Voters in Ventura County cast ballots during a recent election. (Photo: Spirit of America, Shutterstock)

California’s clogged, high-stakes November ballot is riveting voters’ attention – and raising fears among those who have to count the votes.

It’s a perfect storm: Intense interest in the presidential general election, a deluge of six dozen ballot initiatives cleared for circulation, labor-intensive signature-verification requirements and the likelihood that the potential initiatives will be submitted in a tight time window, thus further straining resources.

“This is the first presidential election cycle where the shift of state measures from the primary to the general election has occurred.”

Added to that are predictions of an unusually high voter turnout.

The state’s top elections officer, Secretary of State Alex Padilla, has asked for $32 million to allow the counties to hire additional, temporary workers to handle the expanded workload. The counties’ elections officials, who do the heavy lifting in verifying signatures and counting votes, have joined him.

The ballot initiatives present the biggest problem.

“This is the first presidential election cycle where the shift of state measures from the primary to the general election has occurred,” Dean Logan, the Los Angeles County registrar told a joint legislative committee on April 14. L.A. County has 4.8 million registered voters.

At least 72 measures have been cleared to circulate petitions to capture voters’ signatures, and another 41 failed to qualify.
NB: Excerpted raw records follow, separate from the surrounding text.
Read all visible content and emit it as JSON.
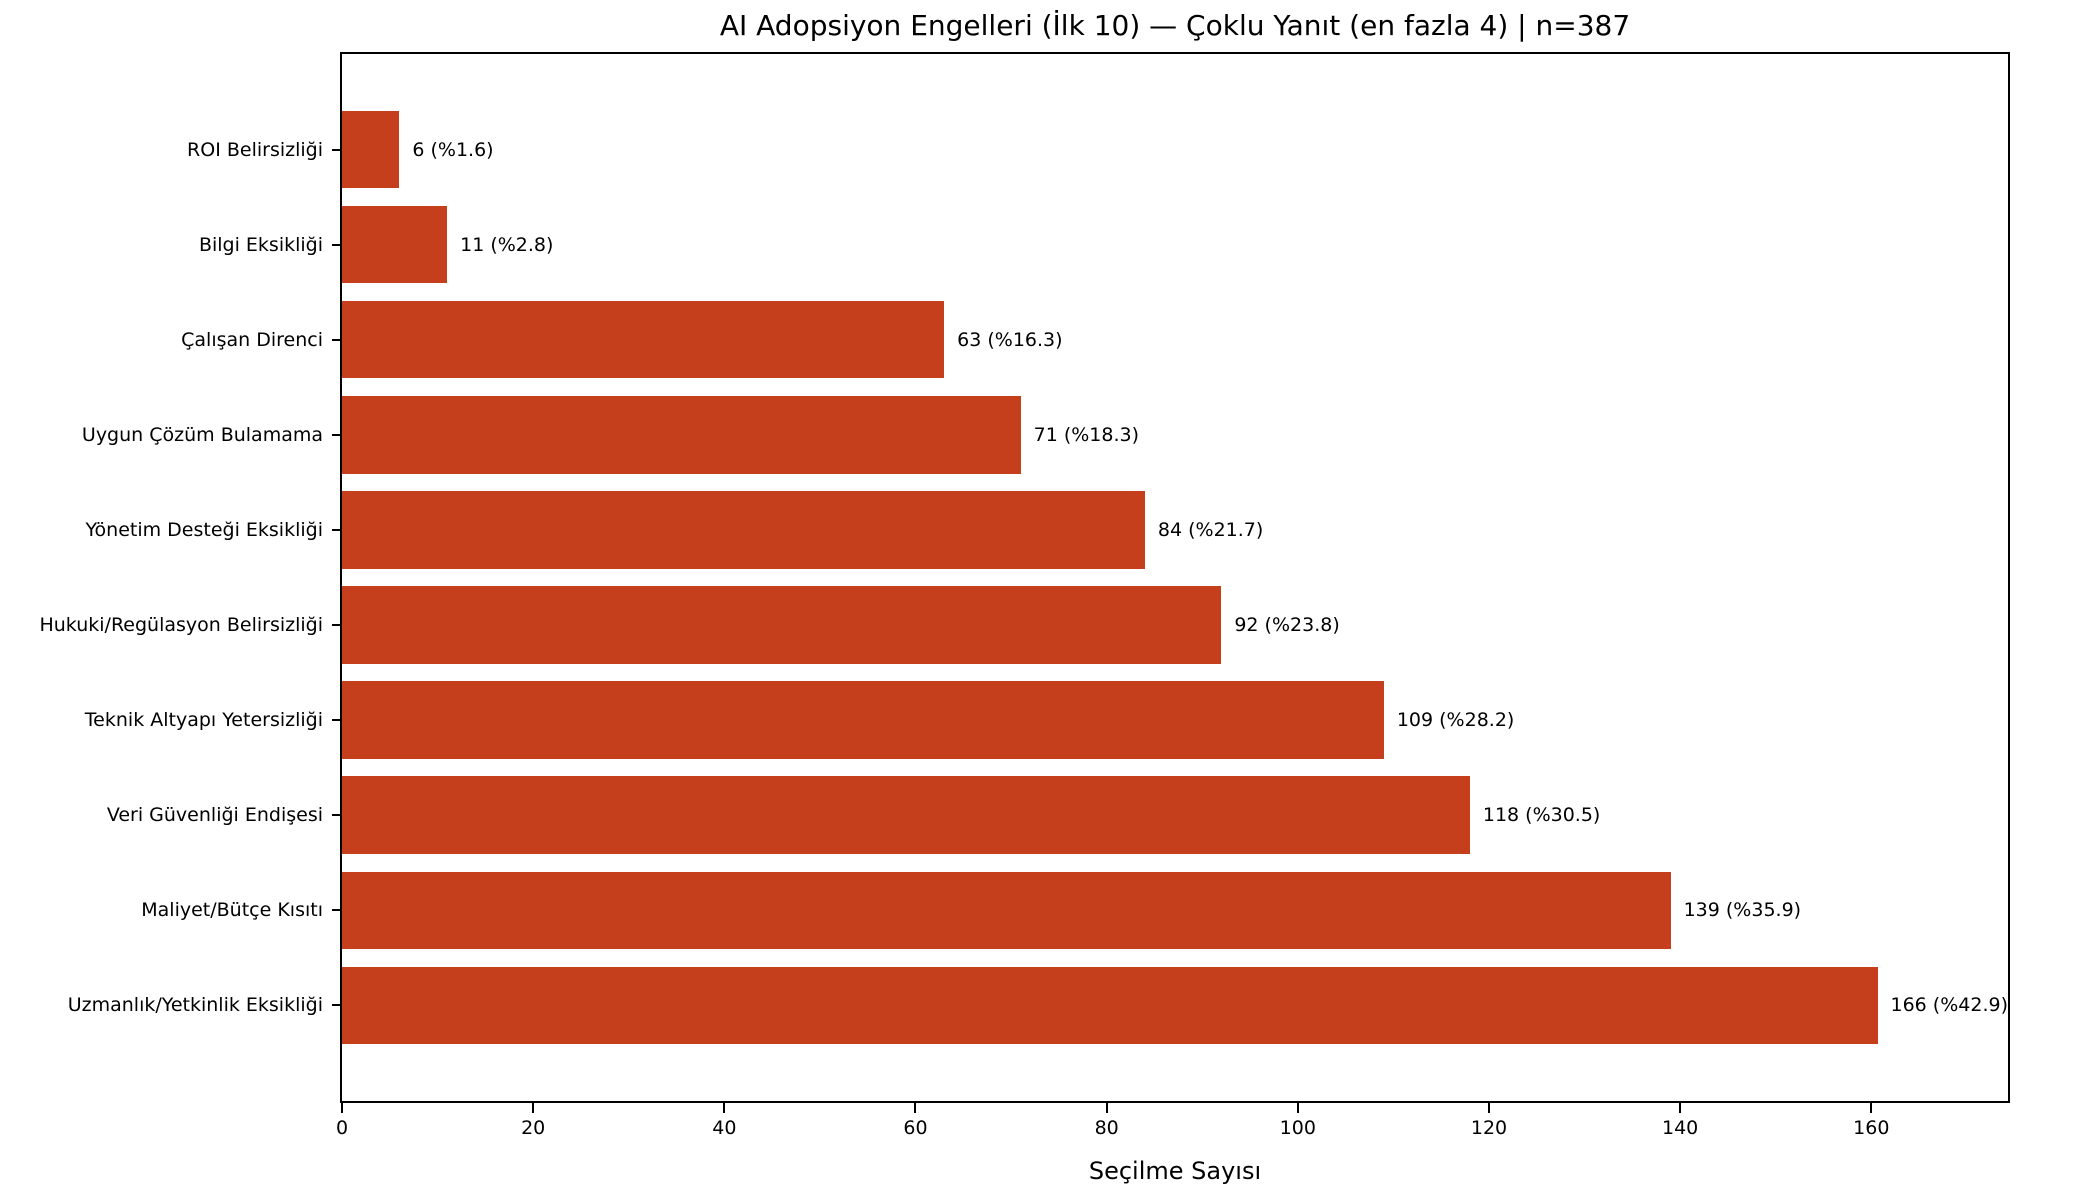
{
  "colors": {
    "bar": "#c53f1c",
    "axis": "#000000",
    "text": "#000000",
    "background": "#ffffff"
  },
  "chart_data": {
    "type": "bar",
    "orientation": "horizontal",
    "title": "AI Adopsiyon Engelleri (İlk 10) — Çoklu Yanıt (en fazla 4) | n=387",
    "xlabel": "Seçilme Sayısı",
    "ylabel": "",
    "sample_size": 387,
    "grid": false,
    "categories": [
      "ROI Belirsizliği",
      "Bilgi Eksikliği",
      "Çalışan Direnci",
      "Uygun Çözüm Bulamama",
      "Yönetim Desteği Eksikliği",
      "Hukuki/Regülasyon Belirsizliği",
      "Teknik Altyapı Yetersizliği",
      "Veri Güvenliği Endişesi",
      "Maliyet/Bütçe Kısıtı",
      "Uzmanlık/Yetkinlik Eksikliği"
    ],
    "values": [
      6,
      11,
      63,
      71,
      84,
      92,
      109,
      118,
      139,
      166
    ],
    "percentages": [
      1.6,
      2.8,
      16.3,
      18.3,
      21.7,
      23.8,
      28.2,
      30.5,
      35.9,
      42.9
    ],
    "bar_labels": [
      "6 (%1.6)",
      "11 (%2.8)",
      "63 (%16.3)",
      "71 (%18.3)",
      "84 (%21.7)",
      "92 (%23.8)",
      "109 (%28.2)",
      "118 (%30.5)",
      "139 (%35.9)",
      "166 (%42.9)"
    ],
    "xticks": [
      0,
      20,
      40,
      60,
      80,
      100,
      120,
      140,
      160
    ],
    "xlim": [
      0,
      174.3
    ]
  }
}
“That volume (of ballot initiatives) alone is unprecedented, but the impact of checking the petitions in parallel to administering the presidential primary will put a strain on county resources that simply was not anticipated when the laws changing the date for state measures were passed and when counties adopted their 2015-16 budgets” he said. “The petition-checking process and the administration of the primary election intersect  — they cannot really be viewed as exclusive of one another.”
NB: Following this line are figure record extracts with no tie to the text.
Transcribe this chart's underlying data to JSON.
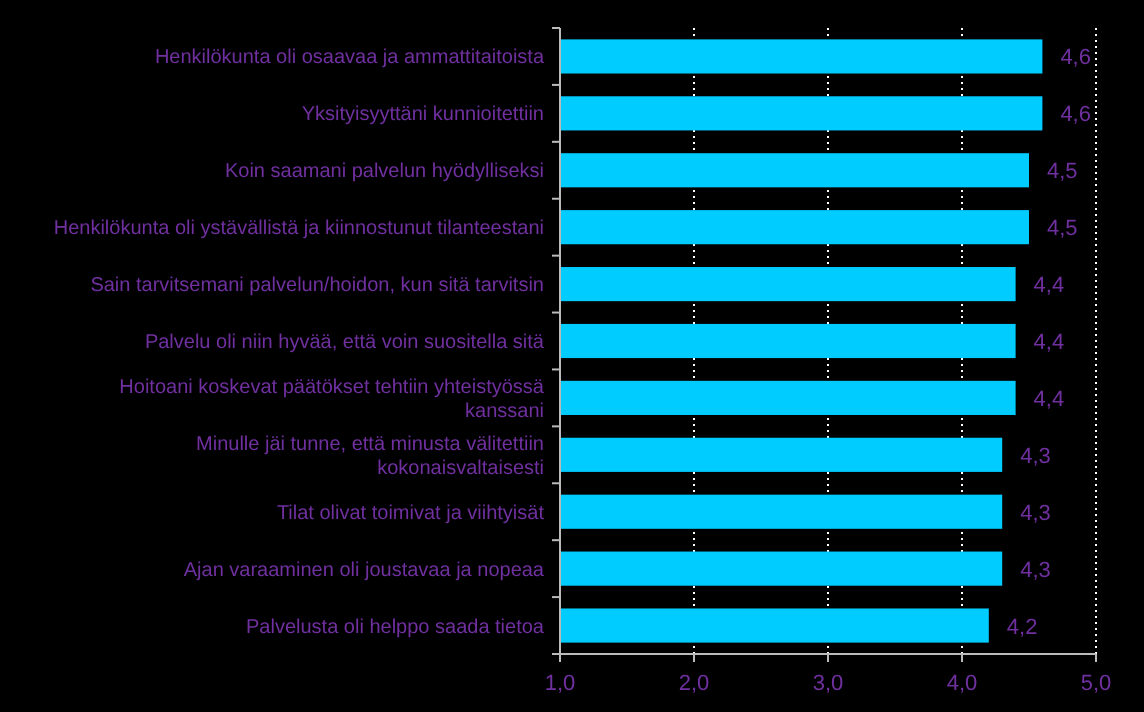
{
  "chart_data": {
    "type": "bar",
    "orientation": "horizontal",
    "categories": [
      "Henkilökunta oli osaavaa ja ammattitaitoista",
      "Yksityisyyttäni kunnioitettiin",
      "Koin saamani palvelun hyödylliseksi",
      "Henkilökunta oli ystävällistä ja kiinnostunut tilanteestani",
      "Sain tarvitsemani palvelun/hoidon, kun sitä tarvitsin",
      "Palvelu oli niin hyvää, että voin suositella sitä",
      "Hoitoani koskevat päätökset tehtiin yhteistyössä kanssani",
      "Minulle jäi tunne, että minusta välitettiin kokonaisvaltaisesti",
      "Tilat olivat toimivat ja viihtyisät",
      "Ajan varaaminen oli joustavaa ja nopeaa",
      "Palvelusta oli helppo saada tietoa"
    ],
    "values": [
      4.6,
      4.6,
      4.5,
      4.5,
      4.4,
      4.4,
      4.4,
      4.3,
      4.3,
      4.3,
      4.2
    ],
    "value_labels": [
      "4,6",
      "4,6",
      "4,5",
      "4,5",
      "4,4",
      "4,4",
      "4,4",
      "4,3",
      "4,3",
      "4,3",
      "4,2"
    ],
    "color": "#00ccff",
    "xlim": [
      1,
      5
    ],
    "xticks": [
      {
        "value": 1,
        "label": "1,0"
      },
      {
        "value": 2,
        "label": "2,0"
      },
      {
        "value": 3,
        "label": "3,0"
      },
      {
        "value": 4,
        "label": "4,0"
      },
      {
        "value": 5,
        "label": "5,0"
      }
    ],
    "grid": "x"
  }
}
Thus far, at least four statewide ballot initiatives have officially qualified for the Nov. 8 general election, and four more have collected sufficient signatures and are awaiting placement. The measures deal with education funding, marijuana legalization, safe-sex for porn actors, a referendum on the plastic bag ban, infrastructure funding, stricter limits on revenue bond financing, and more.
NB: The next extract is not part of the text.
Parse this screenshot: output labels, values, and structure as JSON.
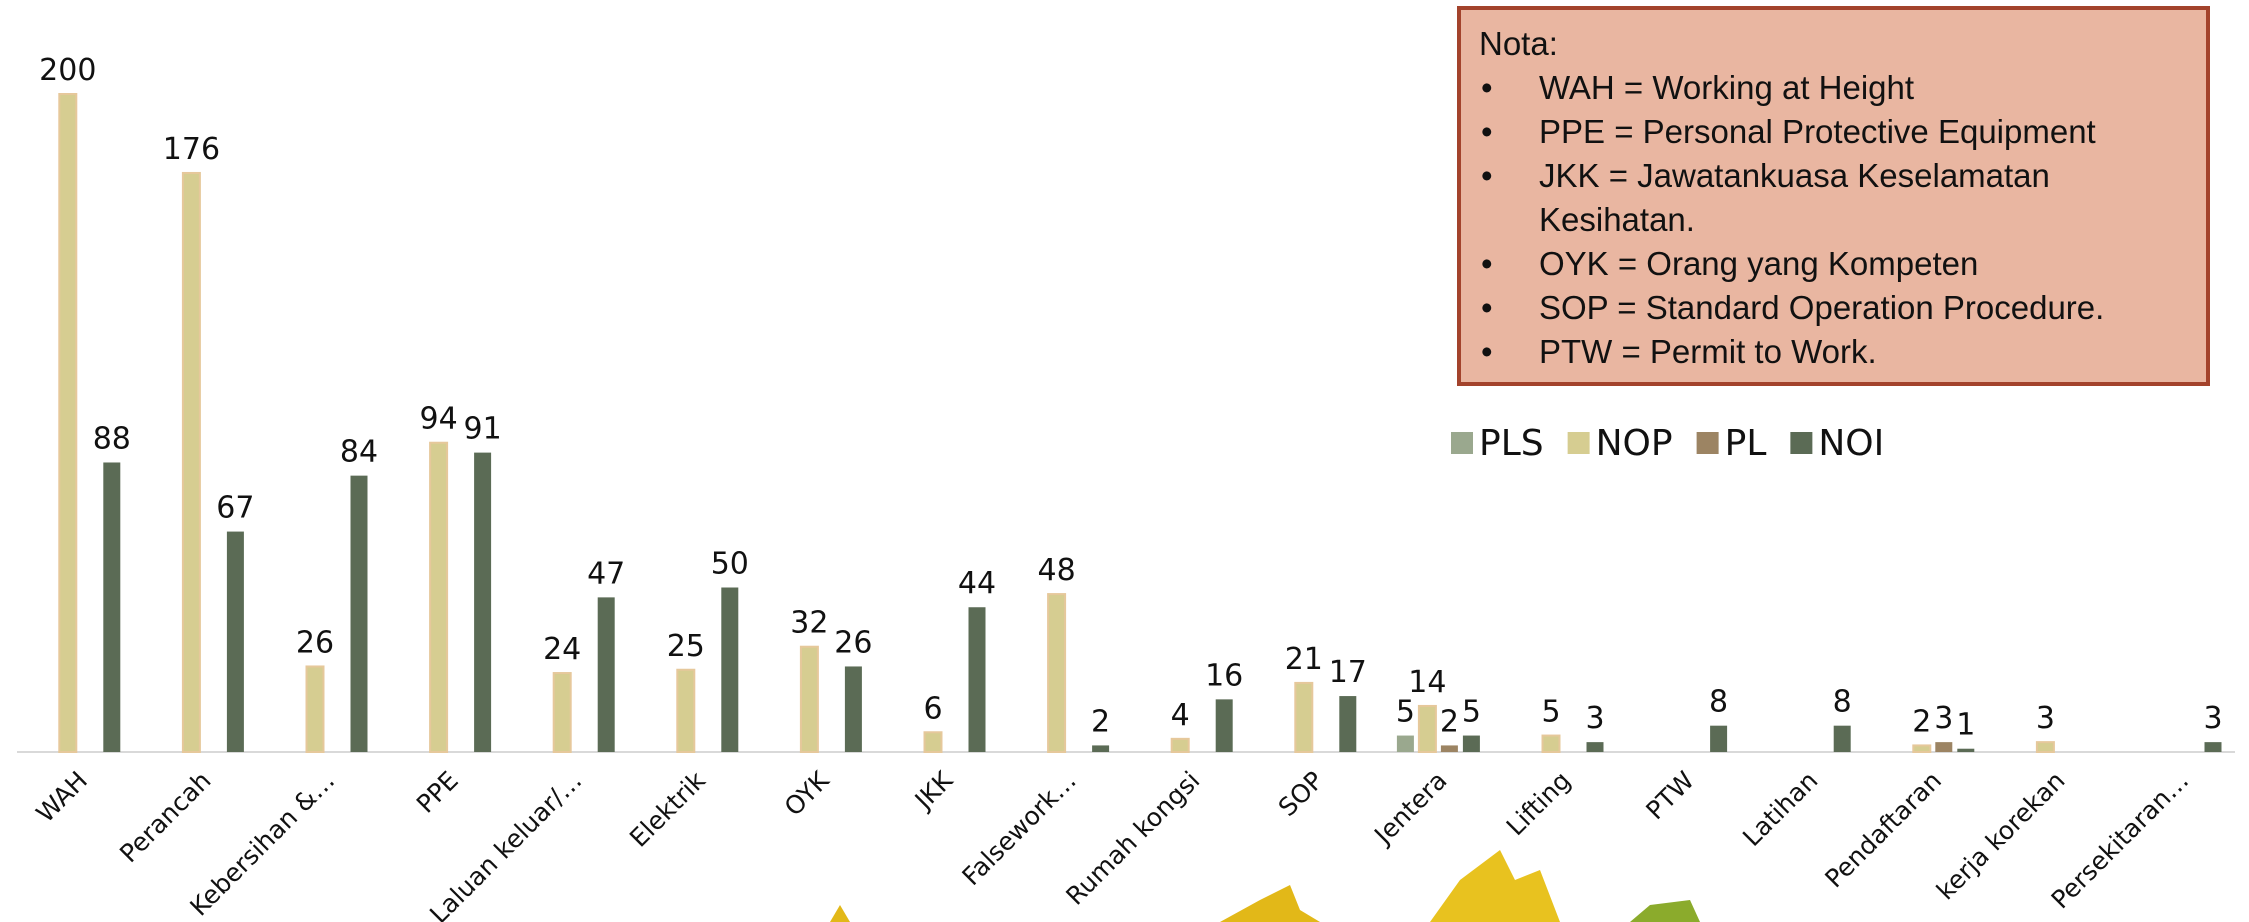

A ninth measure, which would increase the minimum wage to $15, is expected to be pulled from the ballot following the passage of similar legislation signed by the governor.

But as of Tuesday, at least 72 measures have been cleared to circulate petitions to capture voters’ signatures, and another 41 failed to qualify.

Fifteen proposed ballot initiatives, all circulating, have received at least 25 percent of the signatures to meet the threshold to qualify – about 365,880 signatures for a statute and 585,407 to amend the constitution.

Based on past experience, most proposed initiatives won’t make the ballot. But some will, and observers are expecting to see 15 propositions on the statewide ballot, and probably more. Some even see 20 or 25 measures on the ballot.

California has 17.26 million registered voters, about 70.2 percent of the total pool of those who are eligible to vote, about 24.6 million.

Statewide, according to the latest state report, current voter registration is nearly 2 percent less than in 2012, when it was 72.1 percent. But the latest voter registration numbers are almost certain to rise as the elections near and the major parties launch get-out-the-vote efforts.